2. The dividend as declared by the Board shall be approved at the annual general meeting of the Company. 3. The payment of dividends shall be made within 30 days from the date of declaration to the shareholders entitled to receive the dividend on the record date as per the applicable law. In case of interim dividend 1. Interim dividend, if any, shall be declared by the Board. 2. Before declaring interim dividend, the Board shall consider the financial position of the Company that allows the payment of such dividend. 3. The payment of dividends shall be made within 30 days from the date of declaration to the shareholders entitled to receive the dividend on the record date as per the applicable laws. 4. The dividend as declared by the Board shall be approved at the annual general meeting of the Company. In case no final dividend is declared, interim will be regarded as final dividend in the annual general meeting. G. MANNER OF UTILISATION OF RETAINED EARNINGS The Board may retain its earnings in order to make better use of the available funds and increase the value of the shareholders in the long run.
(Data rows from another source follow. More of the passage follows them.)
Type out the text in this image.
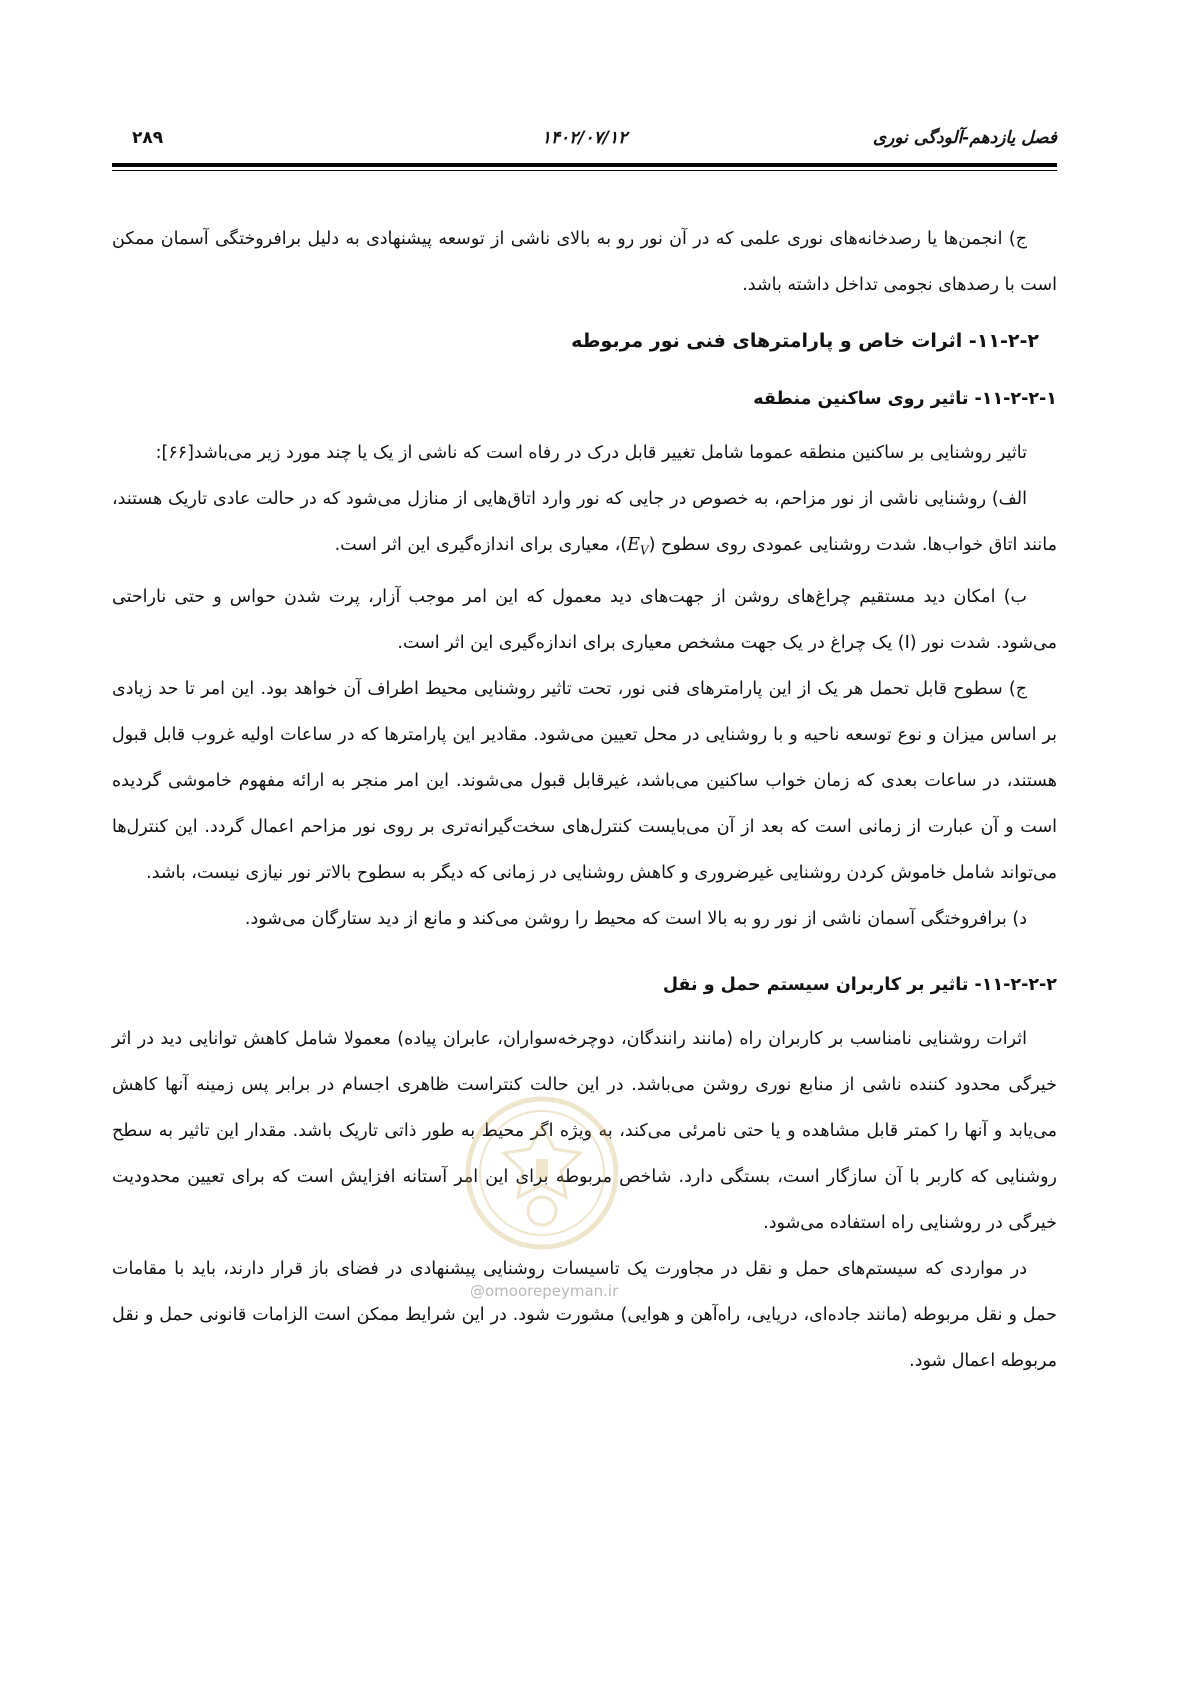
فصل یازدهم-آلودگی نوری
۱۴۰۲/۰۷/۱۲
۲۸۹

ج) انجمن‌ها یا رصدخانه‌های نوری علمی که در آن نور رو به بالای ناشی از توسعه پیشنهادی به دلیل برافروختگی آسمان ممکن است با رصدهای نجومی تداخل داشته باشد.

۱۱-۲-۲- اثرات خاص و پارامترهای فنی نور مربوطه

۱۱-۲-۲-۱- تاثیر روی ساکنین منطقه

تاثیر روشنایی بر ساکنین منطقه عموما شامل تغییر قابل درک در رفاه است که ناشی از یک یا چند مورد زیر می‌باشد[۶۶]:

الف) روشنایی ناشی از نور مزاحم، به خصوص در جایی که نور وارد اتاق‌هایی از منازل می‌شود که در حالت عادی تاریک هستند، مانند اتاق خواب‌ها. شدت روشنایی عمودی روی سطوح $(E_V)،$ معیاری برای اندازه‌گیری این اثر است.

ب) امکان دید مستقیم چراغ‌های روشن از جهت‌های دید معمول که این امر موجب آزار، پرت شدن حواس و حتی ناراحتی می‌شود. شدت نور (I) یک چراغ در یک جهت مشخص معیاری برای اندازه‌گیری این اثر است.

ج) سطوح قابل تحمل هر یک از این پارامترهای فنی نور، تحت تاثیر روشنایی محیط اطراف آن خواهد بود. این امر تا حد زیادی بر اساس میزان و نوع توسعه ناحیه و با روشنایی در محل تعیین می‌شود. مقادیر این پارامترها که در ساعات اولیه غروب قابل قبول هستند، در ساعات بعدی که زمان خواب ساکنین می‌باشد، غیرقابل قبول می‌شوند. این امر منجر به ارائه مفهوم خاموشی گردیده است و آن عبارت از زمانی است که بعد از آن می‌بایست کنترل‌های سخت‌گیرانه‌تری بر روی نور مزاحم اعمال گردد. این کنترل‌ها می‌تواند شامل خاموش کردن روشنایی غیرضروری و کاهش روشنایی در زمانی که دیگر به سطوح بالاتر نور نیازی نیست، باشد.

د) برافروختگی آسمان ناشی از نور رو به بالا است که محیط را روشن می‌کند و مانع از دید ستارگان می‌شود.

۱۱-۲-۲-۲- تاثیر بر کاربران سیستم حمل و نقل

اثرات روشنایی نامناسب بر کاربران راه (مانند رانندگان، دوچرخه‌سواران، عابران پیاده) معمولا شامل کاهش توانایی دید در اثر خیرگی محدود کننده ناشی از منابع نوری روشن می‌باشد. در این حالت کنتراست ظاهری اجسام در برابر پس زمینه آنها کاهش می‌یابد و آنها را کمتر قابل مشاهده و یا حتی نامرئی می‌کند، به ویژه اگر محیط به طور ذاتی تاریک باشد. مقدار این تاثیر به سطح روشنایی که کاربر با آن سازگار است، بستگی دارد. شاخص مربوطه برای این امر آستانه افزایش است که برای تعیین محدودیت خیرگی در روشنایی راه استفاده می‌شود.

در مواردی که سیستم‌های حمل و نقل در مجاورت یک تاسیسات روشنایی پیشنهادی در فضای باز قرار دارند، باید با مقامات حمل و نقل مربوطه (مانند جاده‌ای، دریایی، راه‌آهن و هوایی) مشورت شود. در این شرایط ممکن است الزامات قانونی حمل و نقل مربوطه اعمال شود.

@omoorepeyman.ir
The decision of utilization of the retained earnings of the Company shall be based on the following factors: Market expansion plan; Product expansion plan; Modernisation plan; Diversification of business; Long term strategic plans; Replacement of capital assets; Where the cost of debt is expensive; Other such criteria as the Board may deem fit.

AMENDMENT The Managing Director or the Chief Executive Officer of the Company shall bejointly/severally authorized to review and amend the Policy, to give effect to any changes/ amendments notified by any regulator under the applicable law from time to time. Such amended Policy shall be periodically placed before the Board for noting and necessary ratification.